It's great to have such a fan accessible team in the sport.
yep great interview.
Could anybody explain why doing that four hour ride on the second rest day might have given Cristian V. that extra edge. I would have followed the riders logic and thought that a rest would have been more beneficial.Im sure it makes sense to those of you more in the know and thats why I would like to find out
JW: Vaughters talked about how a rest day following day after day of hard racing can leave your legs feeling "blocked up." He was talking soooo fast, I couldn't really get that stuff down. (Sorry, I haven't found a good way to record my cell phone yet.) I've heard other riders speak of that same sort of thing--Stephen Rooks talked about how the second rest day in the '89 Tour fell on a bad day for him and Theunisse. It really messed up their rhythm.

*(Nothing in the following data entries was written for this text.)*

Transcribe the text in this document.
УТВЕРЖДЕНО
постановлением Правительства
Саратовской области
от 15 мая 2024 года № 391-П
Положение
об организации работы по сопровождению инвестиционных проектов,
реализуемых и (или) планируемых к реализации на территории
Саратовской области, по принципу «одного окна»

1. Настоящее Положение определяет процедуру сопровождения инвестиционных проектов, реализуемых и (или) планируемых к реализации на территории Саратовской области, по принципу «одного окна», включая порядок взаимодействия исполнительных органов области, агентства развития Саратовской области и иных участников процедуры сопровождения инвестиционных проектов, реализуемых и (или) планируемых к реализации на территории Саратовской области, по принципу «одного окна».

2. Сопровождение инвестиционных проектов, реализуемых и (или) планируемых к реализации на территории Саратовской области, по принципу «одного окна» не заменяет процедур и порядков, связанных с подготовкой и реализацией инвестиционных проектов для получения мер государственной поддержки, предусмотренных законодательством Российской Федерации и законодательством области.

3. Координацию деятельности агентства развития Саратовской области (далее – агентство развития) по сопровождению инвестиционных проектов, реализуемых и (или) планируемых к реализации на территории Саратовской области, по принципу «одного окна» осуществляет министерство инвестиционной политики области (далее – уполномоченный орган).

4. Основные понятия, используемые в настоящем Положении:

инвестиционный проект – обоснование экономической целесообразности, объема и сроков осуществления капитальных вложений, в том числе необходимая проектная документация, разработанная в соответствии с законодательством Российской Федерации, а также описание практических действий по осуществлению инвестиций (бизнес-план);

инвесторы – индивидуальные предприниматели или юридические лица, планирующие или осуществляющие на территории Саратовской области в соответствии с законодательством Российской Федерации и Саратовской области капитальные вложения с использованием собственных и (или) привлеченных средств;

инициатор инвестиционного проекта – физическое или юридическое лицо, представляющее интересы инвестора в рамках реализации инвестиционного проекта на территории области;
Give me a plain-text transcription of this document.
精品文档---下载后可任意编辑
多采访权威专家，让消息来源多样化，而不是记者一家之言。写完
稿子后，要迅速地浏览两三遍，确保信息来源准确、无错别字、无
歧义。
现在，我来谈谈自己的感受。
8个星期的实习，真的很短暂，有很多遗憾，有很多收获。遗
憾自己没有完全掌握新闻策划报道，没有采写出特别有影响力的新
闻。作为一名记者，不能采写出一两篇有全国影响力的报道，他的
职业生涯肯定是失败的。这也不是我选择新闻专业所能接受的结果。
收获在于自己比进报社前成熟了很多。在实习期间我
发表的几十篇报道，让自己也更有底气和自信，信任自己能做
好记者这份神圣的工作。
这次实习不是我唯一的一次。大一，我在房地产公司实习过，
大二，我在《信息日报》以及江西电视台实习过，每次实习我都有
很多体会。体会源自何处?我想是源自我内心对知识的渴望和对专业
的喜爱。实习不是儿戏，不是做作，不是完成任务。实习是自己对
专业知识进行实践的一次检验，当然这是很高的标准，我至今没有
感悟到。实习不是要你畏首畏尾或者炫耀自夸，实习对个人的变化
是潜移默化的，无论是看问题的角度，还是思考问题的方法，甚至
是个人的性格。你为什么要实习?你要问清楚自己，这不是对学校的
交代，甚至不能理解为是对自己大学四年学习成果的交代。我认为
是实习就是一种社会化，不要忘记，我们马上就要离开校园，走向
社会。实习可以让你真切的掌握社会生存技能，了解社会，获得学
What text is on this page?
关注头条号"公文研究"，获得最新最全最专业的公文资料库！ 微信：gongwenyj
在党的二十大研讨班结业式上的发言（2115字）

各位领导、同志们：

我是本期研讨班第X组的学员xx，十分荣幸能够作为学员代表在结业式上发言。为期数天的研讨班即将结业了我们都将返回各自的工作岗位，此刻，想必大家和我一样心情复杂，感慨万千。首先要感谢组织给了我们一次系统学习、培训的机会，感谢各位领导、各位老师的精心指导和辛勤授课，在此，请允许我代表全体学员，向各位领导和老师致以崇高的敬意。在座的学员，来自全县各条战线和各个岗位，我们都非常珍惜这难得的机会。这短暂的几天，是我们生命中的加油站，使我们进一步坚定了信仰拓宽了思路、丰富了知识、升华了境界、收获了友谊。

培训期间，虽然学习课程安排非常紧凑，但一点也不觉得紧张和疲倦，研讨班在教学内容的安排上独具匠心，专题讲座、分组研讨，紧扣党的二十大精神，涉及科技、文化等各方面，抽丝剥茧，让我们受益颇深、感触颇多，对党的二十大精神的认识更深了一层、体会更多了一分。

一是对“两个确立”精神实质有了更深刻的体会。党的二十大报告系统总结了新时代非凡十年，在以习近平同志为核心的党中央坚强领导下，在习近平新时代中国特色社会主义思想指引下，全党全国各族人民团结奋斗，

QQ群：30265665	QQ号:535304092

Inasmuch as I understand it, I'd liken it to a loss of momentum. For a Grand Tour rider, you need the body to take day after 5-hour day in stride and a 1.5-hour day is like hitting the brakes.
I've spoken to a number of team managers over the years. Vaughters is easily the smartest of the bunch. He's also the most alert and wary. The directors who were most confident (and sometimes arrogant) were not nearly as sharp. Bruyneel was so tight lipped it was hard to tell just what he really knows.